Real Food Convergence
After arriving a few minutes late, I finally see where this convergence would be held. I walk into a large room filled with college students. There are signs near the front that read “Strengthening the Roots” – the name of the conference . . . or convergence . . . or whatever it is. Whatever it was, it was a student run conference . . . convergence, about introducing sustainable food to the UC system. It consisted of multiple workshops about sustainable food and introducing it to a wider audience (mainly college students). The first day ended with live music (I can’t recall the group’s name), and the second day with a group drum circle.
The convergence was organized around a selection of workshops with various focuses. I heard “workshop” and assumed there would be a person leading the workshop who would just talk. Then again, I have had very few experiences at “workshops.” What I saw was a forum. They did have a focus, but were mainly students sharing experiences of what they did in terms of introducing sustainability in their schools. I see how this would be great for a student of a UC, but as a high school student, it helped me very little. Almost everything I heard was something I already knew, so this almost seemed pointless to me. Then again, my thoughts were on Vizcaino and gray whales. With that in mind, my view was a bit skewed.

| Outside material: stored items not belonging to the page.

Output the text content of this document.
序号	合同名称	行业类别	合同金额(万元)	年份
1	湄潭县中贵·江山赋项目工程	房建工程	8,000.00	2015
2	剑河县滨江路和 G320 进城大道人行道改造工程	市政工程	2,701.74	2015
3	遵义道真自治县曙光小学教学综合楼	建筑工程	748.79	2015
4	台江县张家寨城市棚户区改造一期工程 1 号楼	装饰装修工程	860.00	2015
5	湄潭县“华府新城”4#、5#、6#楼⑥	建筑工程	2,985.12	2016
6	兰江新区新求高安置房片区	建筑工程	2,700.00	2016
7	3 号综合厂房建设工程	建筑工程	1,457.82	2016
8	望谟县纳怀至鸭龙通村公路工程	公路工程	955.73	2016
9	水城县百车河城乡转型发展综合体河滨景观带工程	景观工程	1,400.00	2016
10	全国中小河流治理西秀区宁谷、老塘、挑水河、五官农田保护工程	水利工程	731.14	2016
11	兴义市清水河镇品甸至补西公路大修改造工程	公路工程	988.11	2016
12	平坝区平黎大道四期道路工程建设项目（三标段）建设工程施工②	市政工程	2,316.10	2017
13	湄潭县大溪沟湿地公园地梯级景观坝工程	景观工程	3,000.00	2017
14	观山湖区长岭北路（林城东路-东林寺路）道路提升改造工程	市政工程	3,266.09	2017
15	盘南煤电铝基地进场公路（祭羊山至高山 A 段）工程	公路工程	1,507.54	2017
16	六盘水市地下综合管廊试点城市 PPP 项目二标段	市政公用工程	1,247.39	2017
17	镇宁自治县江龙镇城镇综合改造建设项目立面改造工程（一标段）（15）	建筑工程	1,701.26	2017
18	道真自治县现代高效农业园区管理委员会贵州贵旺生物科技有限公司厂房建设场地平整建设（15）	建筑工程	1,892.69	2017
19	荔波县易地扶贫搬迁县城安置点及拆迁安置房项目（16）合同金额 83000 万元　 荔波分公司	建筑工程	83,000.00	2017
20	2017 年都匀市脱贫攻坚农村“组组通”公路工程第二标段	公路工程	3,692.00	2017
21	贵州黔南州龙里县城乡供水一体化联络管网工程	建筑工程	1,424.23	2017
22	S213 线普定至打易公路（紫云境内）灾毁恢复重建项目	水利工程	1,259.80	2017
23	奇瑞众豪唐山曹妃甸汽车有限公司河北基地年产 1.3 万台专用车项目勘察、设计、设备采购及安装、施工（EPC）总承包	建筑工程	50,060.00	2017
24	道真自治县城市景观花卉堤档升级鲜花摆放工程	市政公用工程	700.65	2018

But there was one more thing that turned me off to the convergence. Towards the end of the first workshop, I was sitting around and overheard a conversation between two other convergence goers. It started on homesteading, the topic of the workshop, but drifted to the topic of meat. The conversing two were eager to rant about the lack of sustainability and malpractices of the meat industry and their shared distain of the product. I wrote them off as a pair of meat haters, not something too uncommon at a convergence such as this. But as the conference dragged on, I came to realize that many others there shared this opinion of meat. In the second workshop, about how to effectively spread a message, there grew the idea of “us” and “them.” “Us” being the enlightened ones spreading our knowledge of sustainability, and “them” being the know-nothings of sustainability. As the topics drifted, “us” became vegans and vegetarians, and “them” became meat eaters. Then later, during an open panel discussion, the question arose, “why was meat ignored during this conference?”. Which was misinterpreted, then played off of and used to support their own opinions.
As a meat eater, I do realize the repercussions of industrialized meat. I know about its effects on the environment, the economy and the horrible conditions for the animals. But this convergence was about shifting to sustainable food. There was almost no mention of sustainable, grass fed meat farms; and when it did come up it was ignored. There are models of sustainable meat farms that use practices of humane raising and slaughtering, such as Polyface Farm in Virginia. Yet at this convention about shifting to sustainable food for whole campuses of students, the message permeating the air seemed clear: the future of sustainability is vegetarianism. I personally saw this as close-minded and almost offensive, that a group of people (meat eaters) could be completely ignored. The convergence was to bring people together to gain knowledge and support each other in the switch to sustainable food, but instead I saw an “us” and “them” form. I’d like to have seen at least an acknowledgment that there are ways of raising sustainable meat. If they had even taken the time to point out that industrialized meat isn’t the only meat, then maybe I would have accepted their views as legitimate. But because I only saw this separation and ignorance, I only saw hypocrisy.